We're All in This Together: Making Effective Requests Without Creating A Power Struggle

We're All in This Together: Making Effective Requests Without Creating A Power Struggle
By Marc Berman, JCFS Foster Parent Recruiter and Trainer

Teaching your child how to cooperate may mean making some changes in how you ask her to do things. She can't be expected to cooperate if she doesn't know exactly what you want. Sometimes parents complicate things by getting too worked up when asking for help. At other times, requests are too vague or confusing. Keep it simple.  Here are four steps to making an effective request:

  1. Get Her Attention... kids of all ages have a hard time staying focused. Two ideas to get her attention may include a gentle touch on the shoulder or saying her name to get her to look at you. A small child may not pay attention until you stand close enough to her to make eye contact.
  2. Be Calm... don't expect a fight before it happens. If you ask her to do something with anger in your voice, it will make her angry too. Then she may not even hear your request.  Keep your voice steady and calm.
  3. Be Specific... give just one direction at a time to make sure she understands you. Breaking down household jobs into small steps is one way to do this. For example, dinner time can be broken down into three tasks: setting the table, washing the vegetables, and putting out the condiments and drinks. To make sure she understands the request, have her repeat it. If it's not clear, you can re-phrase it. This simple step shows that you are patient.

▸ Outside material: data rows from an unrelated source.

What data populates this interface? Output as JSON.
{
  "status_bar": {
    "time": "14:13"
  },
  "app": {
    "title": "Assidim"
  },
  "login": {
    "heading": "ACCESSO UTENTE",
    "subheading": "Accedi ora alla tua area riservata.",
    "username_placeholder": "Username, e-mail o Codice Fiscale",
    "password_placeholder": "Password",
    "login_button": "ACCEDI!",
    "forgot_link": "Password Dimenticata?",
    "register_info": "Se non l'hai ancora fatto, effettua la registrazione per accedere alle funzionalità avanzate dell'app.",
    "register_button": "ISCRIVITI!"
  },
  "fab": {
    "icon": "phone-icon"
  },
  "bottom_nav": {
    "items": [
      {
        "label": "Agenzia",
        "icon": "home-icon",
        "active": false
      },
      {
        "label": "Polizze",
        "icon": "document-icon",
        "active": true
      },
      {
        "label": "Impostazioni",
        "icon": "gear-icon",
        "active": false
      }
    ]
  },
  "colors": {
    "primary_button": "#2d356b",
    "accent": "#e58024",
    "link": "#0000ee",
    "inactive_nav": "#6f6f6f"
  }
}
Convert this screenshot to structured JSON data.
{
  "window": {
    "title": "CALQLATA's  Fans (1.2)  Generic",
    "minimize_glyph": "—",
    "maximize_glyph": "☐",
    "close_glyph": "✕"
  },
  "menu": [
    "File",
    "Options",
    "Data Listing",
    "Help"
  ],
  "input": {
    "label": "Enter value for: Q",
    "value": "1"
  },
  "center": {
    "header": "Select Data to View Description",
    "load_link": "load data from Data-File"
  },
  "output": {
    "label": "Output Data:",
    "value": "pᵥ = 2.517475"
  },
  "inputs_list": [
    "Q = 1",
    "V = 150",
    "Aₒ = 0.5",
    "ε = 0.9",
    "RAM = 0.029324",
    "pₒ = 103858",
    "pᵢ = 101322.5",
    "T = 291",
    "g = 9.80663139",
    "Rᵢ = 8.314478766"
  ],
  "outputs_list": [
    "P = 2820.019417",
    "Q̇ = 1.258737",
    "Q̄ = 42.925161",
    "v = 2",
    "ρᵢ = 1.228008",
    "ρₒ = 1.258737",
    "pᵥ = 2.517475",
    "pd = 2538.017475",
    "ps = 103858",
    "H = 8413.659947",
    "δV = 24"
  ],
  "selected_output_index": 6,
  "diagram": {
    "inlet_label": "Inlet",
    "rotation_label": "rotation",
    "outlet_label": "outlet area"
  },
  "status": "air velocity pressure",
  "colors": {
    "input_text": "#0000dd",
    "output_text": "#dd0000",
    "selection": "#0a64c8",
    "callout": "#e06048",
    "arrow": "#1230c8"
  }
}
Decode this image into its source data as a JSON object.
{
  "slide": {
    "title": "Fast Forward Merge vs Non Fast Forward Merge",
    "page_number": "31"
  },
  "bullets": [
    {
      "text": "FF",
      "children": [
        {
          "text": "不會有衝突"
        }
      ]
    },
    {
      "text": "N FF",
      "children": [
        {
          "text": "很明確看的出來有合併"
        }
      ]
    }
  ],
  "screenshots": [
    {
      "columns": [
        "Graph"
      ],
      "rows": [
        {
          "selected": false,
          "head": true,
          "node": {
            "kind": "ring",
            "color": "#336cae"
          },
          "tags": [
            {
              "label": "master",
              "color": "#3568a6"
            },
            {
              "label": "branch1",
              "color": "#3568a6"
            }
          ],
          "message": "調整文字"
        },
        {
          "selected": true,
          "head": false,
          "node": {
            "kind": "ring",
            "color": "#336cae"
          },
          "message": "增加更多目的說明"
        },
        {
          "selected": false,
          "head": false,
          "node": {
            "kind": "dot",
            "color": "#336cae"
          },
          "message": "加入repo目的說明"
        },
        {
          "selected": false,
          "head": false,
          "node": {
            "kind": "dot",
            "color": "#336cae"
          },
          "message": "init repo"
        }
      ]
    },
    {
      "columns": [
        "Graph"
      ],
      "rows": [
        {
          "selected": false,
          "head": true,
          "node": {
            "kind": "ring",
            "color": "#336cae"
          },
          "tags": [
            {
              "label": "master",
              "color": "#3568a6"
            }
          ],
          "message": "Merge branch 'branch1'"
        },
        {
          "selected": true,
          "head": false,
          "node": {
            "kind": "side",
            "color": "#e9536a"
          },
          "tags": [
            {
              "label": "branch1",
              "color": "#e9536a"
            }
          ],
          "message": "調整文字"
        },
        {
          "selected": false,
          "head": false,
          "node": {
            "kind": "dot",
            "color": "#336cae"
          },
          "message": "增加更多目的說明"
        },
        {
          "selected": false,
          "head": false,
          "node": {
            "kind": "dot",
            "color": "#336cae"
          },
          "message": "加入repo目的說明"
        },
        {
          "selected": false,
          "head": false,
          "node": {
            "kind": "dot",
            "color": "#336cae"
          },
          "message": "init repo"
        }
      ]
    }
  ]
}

    If you say, "Do you want to take a bath?" you are inviting a refusal. In this case, it's better to ask for what you want such as "Sally, it's time to take your bath now." Parents often ask their kids to clean their room. That means different things to different people. Some families expect the room to be spotless; others just want the toys to be put away. The initial request may be too vague and too complicated, especially for very small children or even teenagers who are easily distracted or indifferent to the task. Parents may need to be more physically present to show children and youth exactly what they want when making a request. This is called "modeling" and it is the most powerful teaching tool parents have.

  4. Encourage Cooperative Behavior... giving encouragement when a child has done what you've asked goes a long way to building healthy, meaningful parent/child relationships. A hug, or a simple, sincere "thank you" may be more important that another type of reward that will lose its value over time.